LEA classifies Keoka Lake as a HIGH degree of concern (2018). Water quality concerns for Keoka include:
Low oxygen levels, especially at lower depths,
Inadequate cold-water fish habitats,
High deep-water phosphorous levels, and
Elevated gloeotrichia levels
At the 2019 Annual meeting, the KLA membership approved funding for a new LEA initiative to acquire information on the chemical, biological and physical processes that occur within lake systems using multi-parameter monitoring probes called Sondes.
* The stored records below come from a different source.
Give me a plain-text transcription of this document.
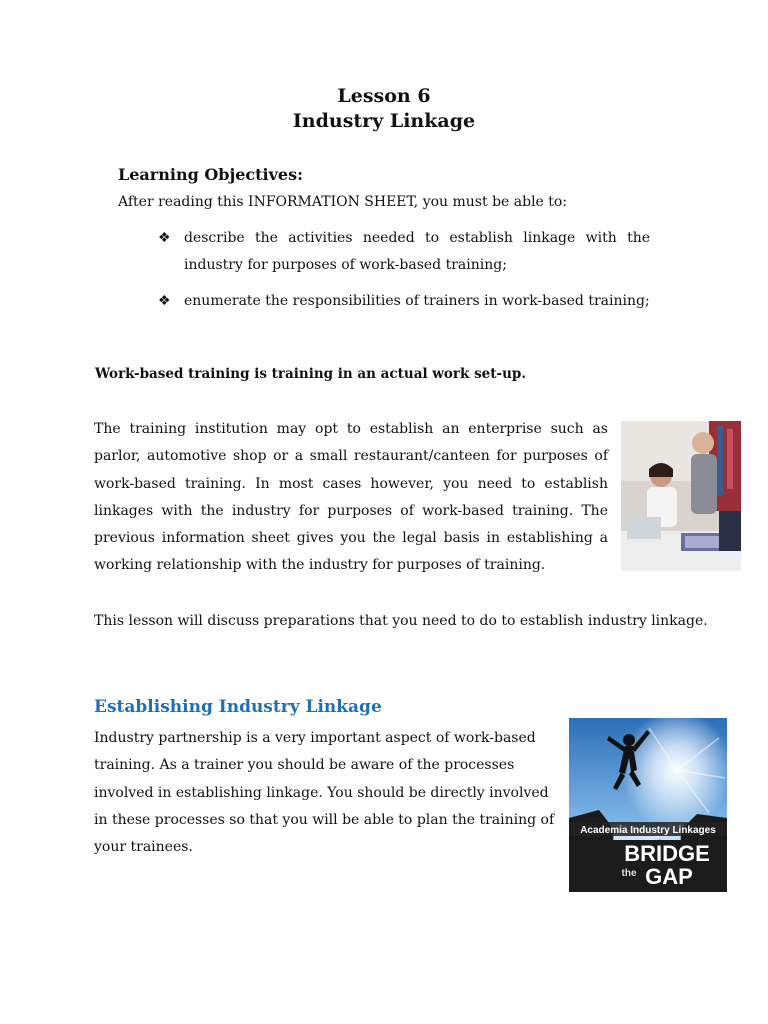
Lesson 6
Industry Linkage
Learning Objectives:
After reading this INFORMATION SHEET, you must be able to:
❖ describe the activities needed to establish linkage with the industry for purposes of work-based training;
❖ enumerate the responsibilities of trainers in work-based training;
Work-based training is training in an actual work set-up.
The training institution may opt to establish an enterprise such as parlor, automotive shop or a small restaurant/canteen for purposes of work-based training. In most cases however, you need to establish linkages with the industry for purposes of work-based training. The previous information sheet gives you the legal basis in establishing a working relationship with the industry for purposes of training.
This lesson will discuss preparations that you need to do to establish industry linkage.
Establishing Industry Linkage
Industry partnership is a very important aspect of work-based training. As a trainer you should be aware of the processes involved in establishing linkage. You should be directly involved in these processes so that you will be able to plan the training of your trainees.
Academia Industry Linkages
BRIDGE
the GAP
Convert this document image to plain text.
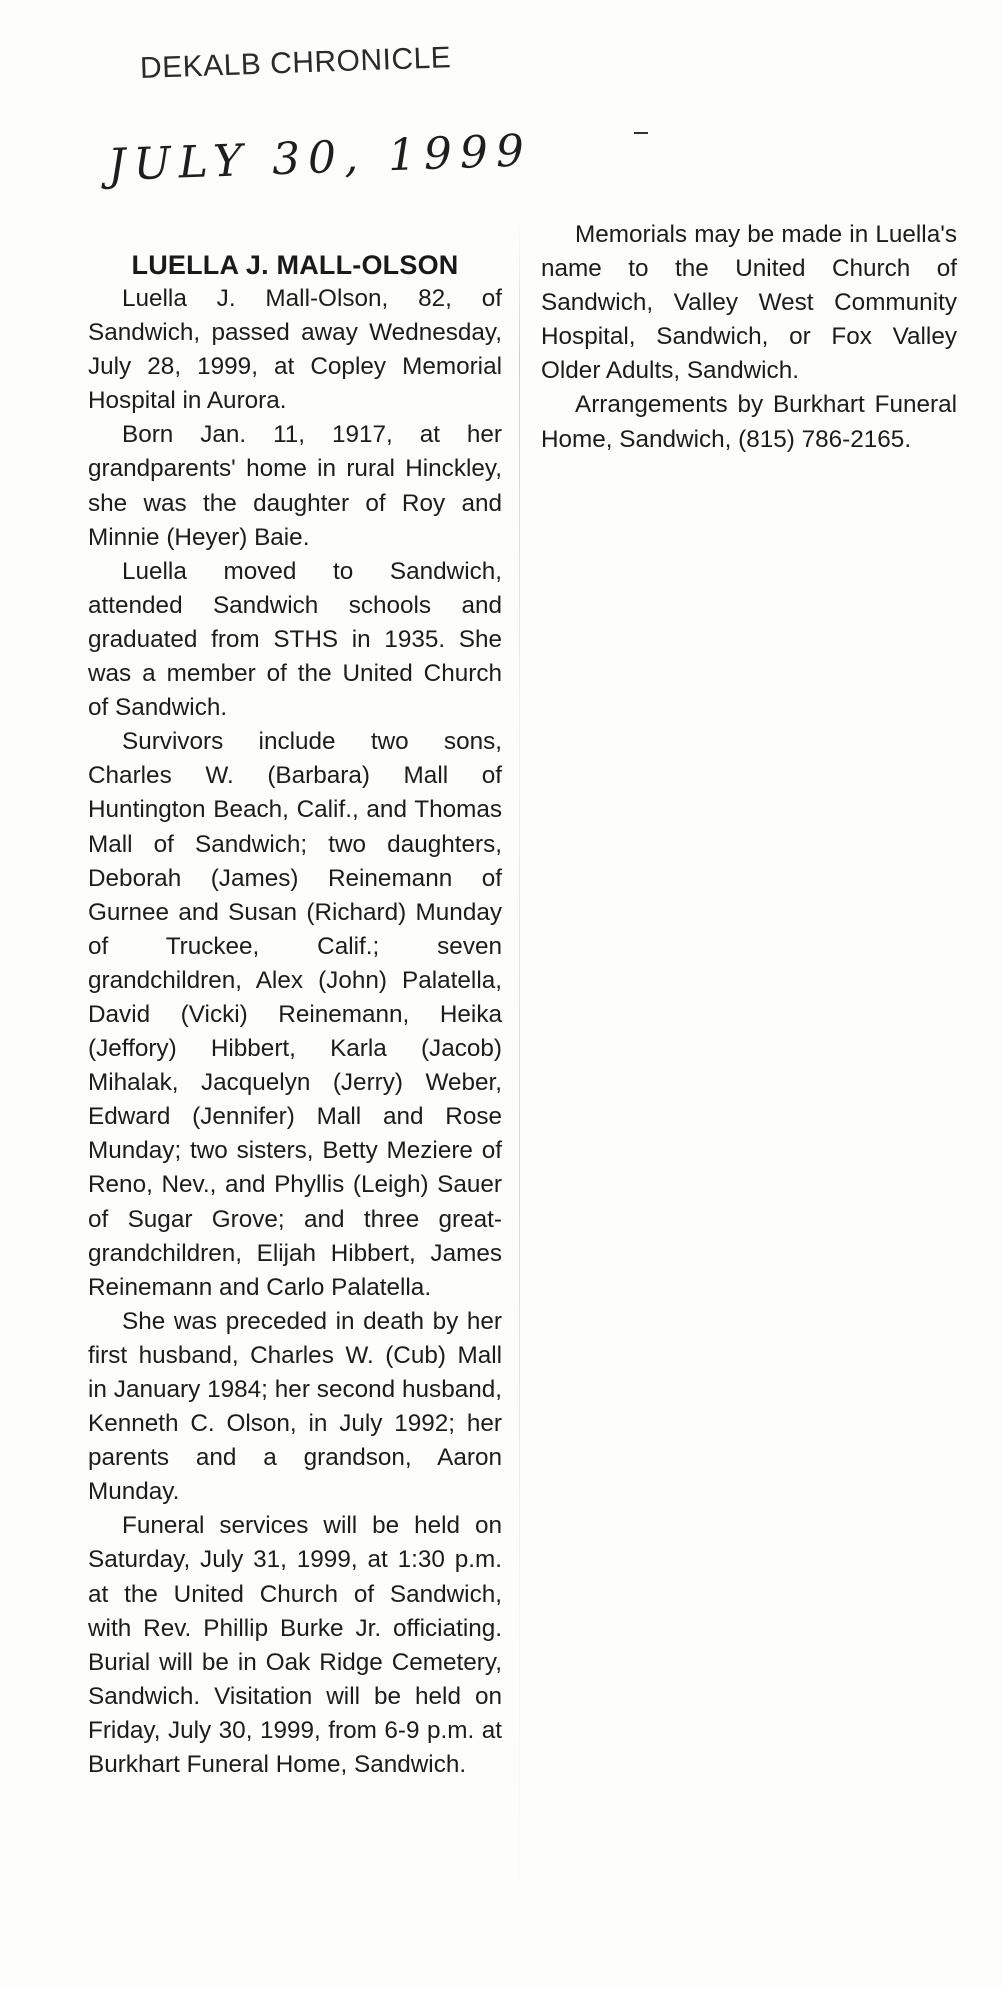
DEKALB CHRONICLE
JULY 30, 1999
LUELLA J. MALL-OLSON

Luella J. Mall-Olson, 82, of Sandwich, passed away Wednesday, July 28, 1999, at Copley Memorial Hospital in Aurora.

Born Jan. 11, 1917, at her grandparents' home in rural Hinckley, she was the daughter of Roy and Minnie (Heyer) Baie.

Luella moved to Sandwich, attended Sandwich schools and graduated from STHS in 1935. She was a member of the United Church of Sandwich.

Survivors include two sons, Charles W. (Barbara) Mall of Huntington Beach, Calif., and Thomas Mall of Sandwich; two daughters, Deborah (James) Reinemann of Gurnee and Susan (Richard) Munday of Truckee, Calif.; seven grandchildren, Alex (John) Palatella, David (Vicki) Reinemann, Heika (Jeffory) Hibbert, Karla (Jacob) Mihalak, Jacquelyn (Jerry) Weber, Edward (Jennifer) Mall and Rose Munday; two sisters, Betty Meziere of Reno, Nev., and Phyllis (Leigh) Sauer of Sugar Grove; and three great-grandchildren, Elijah Hibbert, James Reinemann and Carlo Palatella.

She was preceded in death by her first husband, Charles W. (Cub) Mall in January 1984; her second husband, Kenneth C. Olson, in July 1992; her parents and a grandson, Aaron Munday.

Funeral services will be held on Saturday, July 31, 1999, at 1:30 p.m. at the United Church of Sandwich, with Rev. Phillip Burke Jr. officiating. Burial will be in Oak Ridge Cemetery, Sandwich. Visitation will be held on Friday, July 30, 1999, from 6-9 p.m. at Burkhart Funeral Home, Sandwich.

Memorials may be made in Luella's name to the United Church of Sandwich, Valley West Community Hospital, Sandwich, or Fox Valley Older Adults, Sandwich.

Arrangements by Burkhart Funeral Home, Sandwich, (815) 786-2165.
These instruments acquire simultaneous, geo-referenced data on turbidity, pH, oxygen, temperature and algal populations. The initiative will spatially map the surface water quality of lake systems. This project uses a boat-mounted, flow-through system that generates rapid, high intensity measurements of surface conditions all over the lake. This survey was conducted on July 26, 2019 on Keoka.
The Sonde survey was condcuted on Keoka Lake on July 26, 2019. Interpolation of the survey data will produce a snapshot-in-time of the status of entire lake status. This type of high-resolution, spatial assessment has been done by a few other researchers in the country, but the methodology is still fairly new. The data will be published on this site as it becomes available.